As ordered reported by the House Committee on Natural Resources on June 7, 2012

CBO estimates that enacting H.R. 4234 would affect offsetting receipts (a credit against direct spending); therefore, pay-as-you-go procedures apply. However, CBO estimates that any such effects would be minimal over the 2013-2022 period. We also estimate that implementing the legislation would have no significant impact on discretionary spending. Enacting H.R. 4234 would not affect revenues.

H.R. 4234 would allow expired and transferred grazing permits to remain in effect until new permits are issued by the Bureau of Land Management (BLM) or the Forest Service. Based on information provided by the affected agencies, CBO estimates that enacting that provision would have a minimal impact on offsetting receipts each year because those agencies have the authority, under current law, to extend expired leases. The bill would allow BLM to collect offsetting receipts from transferred leases sooner than it would under current law; however, because the number of permits that would be affected each year account for less than 5 percent of all federal grazing permits, the budgetary impact would be minimal. In 2011, gross federal collections from grazing permits totaled about $20 million.
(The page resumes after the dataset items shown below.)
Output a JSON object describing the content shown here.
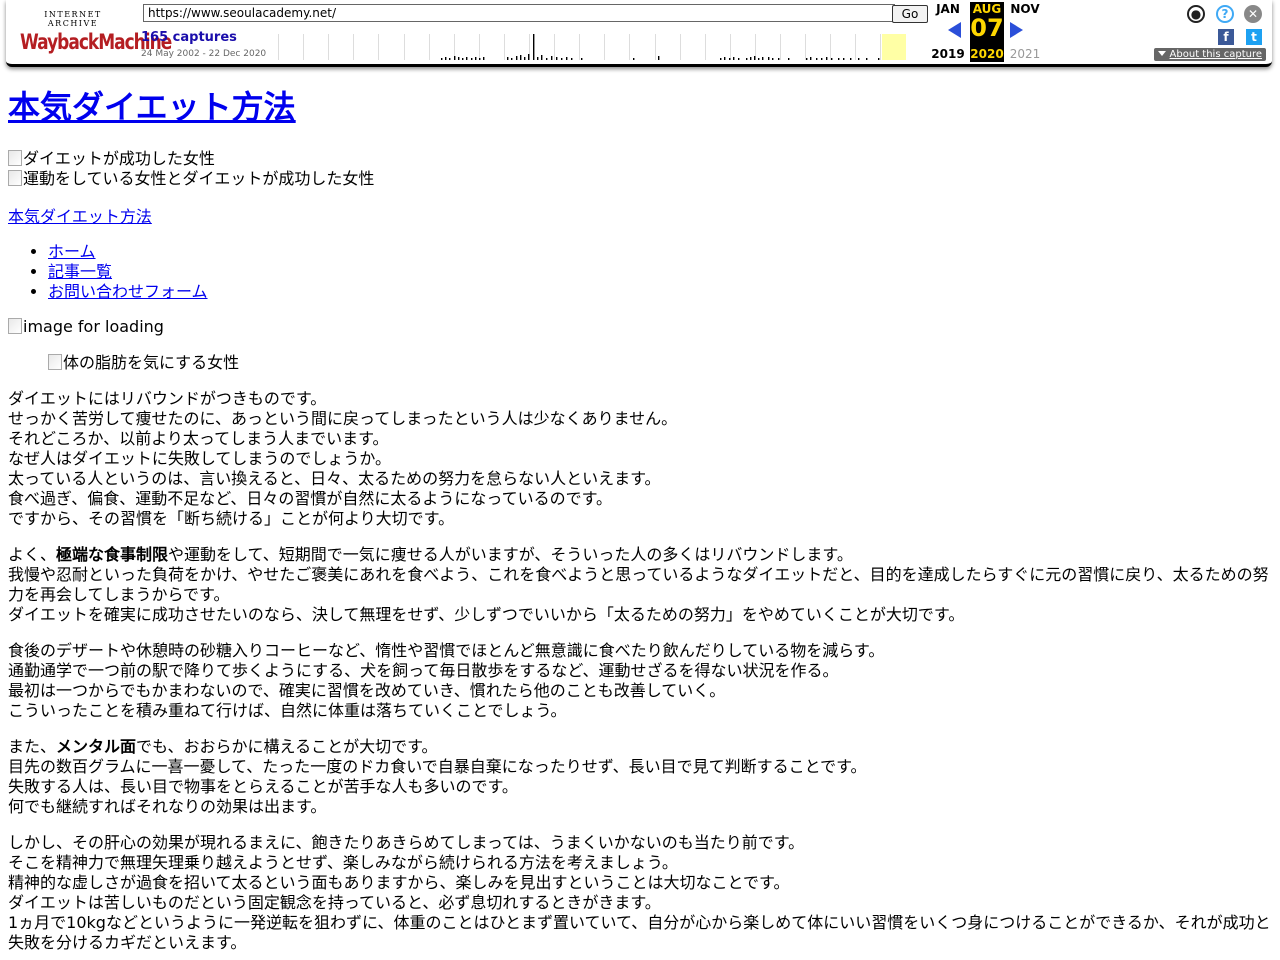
{
  "wayback": {
    "logo_top": "INTERNET ARCHIVE",
    "logo_main": "WaybackMachine",
    "url": "https://www.seoulacademy.net/",
    "go_label": "Go",
    "captures": "165 captures",
    "range": "24 May 2002 - 22 Dec 2020",
    "prev_month": "JAN",
    "cur_month": "AUG",
    "next_month": "NOV",
    "day": "07",
    "prev_year": "2019",
    "cur_year": "2020",
    "next_year": "2021",
    "about": "About this capture",
    "colors": {
      "accent": "#ffd700",
      "arrow": "#2b4fd9",
      "highlight": "#ffffa5"
    }
  },
  "page": {
    "title": "本気ダイエット方法",
    "header_images": [
      "ダイエットが成功した女性",
      "運動をしている女性とダイエットが成功した女性"
    ],
    "site_link": "本気ダイエット方法",
    "nav": [
      "ホーム",
      "記事一覧",
      "お問い合わせフォーム"
    ],
    "loading_alt": "image for loading",
    "article_image_alt": "体の脂肪を気にする女性",
    "p1": [
      "ダイエットにはリバウンドがつきものです。",
      "せっかく苦労して痩せたのに、あっという間に戻ってしまったという人は少なくありません。",
      "それどころか、以前より太ってしまう人までいます。",
      "なぜ人はダイエットに失敗してしまうのでしょうか。",
      "太っている人というのは、言い換えると、日々、太るための努力を怠らない人といえます。",
      "食べ過ぎ、偏食、運動不足など、日々の習慣が自然に太るようになっているのです。",
      "ですから、その習慣を「断ち続ける」ことが何より大切です。"
    ],
    "p2_a": "よく、",
    "p2_bold": "極端な食事制限",
    "p2_b": "や運動をして、短期間で一気に痩せる人がいますが、そういった人の多くはリバウンドします。",
    "p2_rest": [
      "我慢や忍耐といった負荷をかけ、やせたご褒美にあれを食べよう、これを食べようと思っているようなダイエットだと、目的を達成したらすぐに元の習慣に戻り、太るための努力を再会してしまうからです。",
      "ダイエットを確実に成功させたいのなら、決して無理をせず、少しずつでいいから「太るための努力」をやめていくことが大切です。"
    ],
    "p3": [
      "食後のデザートや休憩時の砂糖入りコーヒーなど、惰性や習慣でほとんど無意識に食べたり飲んだりしている物を減らす。",
      "通勤通学で一つ前の駅で降りて歩くようにする、犬を飼って毎日散歩をするなど、運動せざるを得ない状況を作る。",
      "最初は一つからでもかまわないので、確実に習慣を改めていき、慣れたら他のことも改善していく。",
      "こういったことを積み重ねて行けば、自然に体重は落ちていくことでしょう。"
    ],
    "p4_a": "また、",
    "p4_bold": "メンタル面",
    "p4_b": "でも、おおらかに構えることが大切です。",
    "p4_rest": [
      "目先の数百グラムに一喜一憂して、たった一度のドカ食いで自暴自棄になったりせず、長い目で見て判断することです。",
      "失敗する人は、長い目で物事をとらえることが苦手な人も多いのです。",
      "何でも継続すればそれなりの効果は出ます。"
    ],
    "p5": [
      "しかし、その肝心の効果が現れるまえに、飽きたりあきらめてしまっては、うまくいかないのも当たり前です。",
      "そこを精神力で無理矢理乗り越えようとせず、楽しみながら続けられる方法を考えましょう。",
      "精神的な虚しさが過食を招いて太るという面もありますから、楽しみを見出すということは大切なことです。",
      "ダイエットは苦しいものだという固定観念を持っていると、必ず息切れするときがきます。",
      "1ヵ月で10kgなどというように一発逆転を狙わずに、体重のことはひとまず置いていて、自分が心から楽しめて体にいい習慣をいくつ身につけることができるか、それが成功と失敗を分けるカギだといえます。"
    ]
  }
}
The bill also would allow transferred permits to remain in effect under the terms of the original permit until that permit expires. Based on information provided by BLM, CBO expects that, under that provision, the agency would receive fewer requests for new permits in the short term; however, because those permits would need to be renewed in later years, CBO estimates that implementing the provision would have no significant net effect on agencies’ workloads over the 2013-2017 period. The bill would exclude certain grazing lands from compliance with the National Environmental Policy Act (NEPA) and would give agencies that administer grazing permits the authority to exempt new permits from NEPA requirements. CBO estimates that those provisions would have a minimal effect on discretionary spending because we expect that any reduction in spending on NEPA activities on those lands would be offset by spending to reduce the agencies’ backlog of NEPA activities on other federal grazing lands.

H.R. 4234 contains no intergovernmental or private-sector mandates as defined in the Unfunded Mandates Reform Act and would not affect the budgets of state, local, or tribal governments.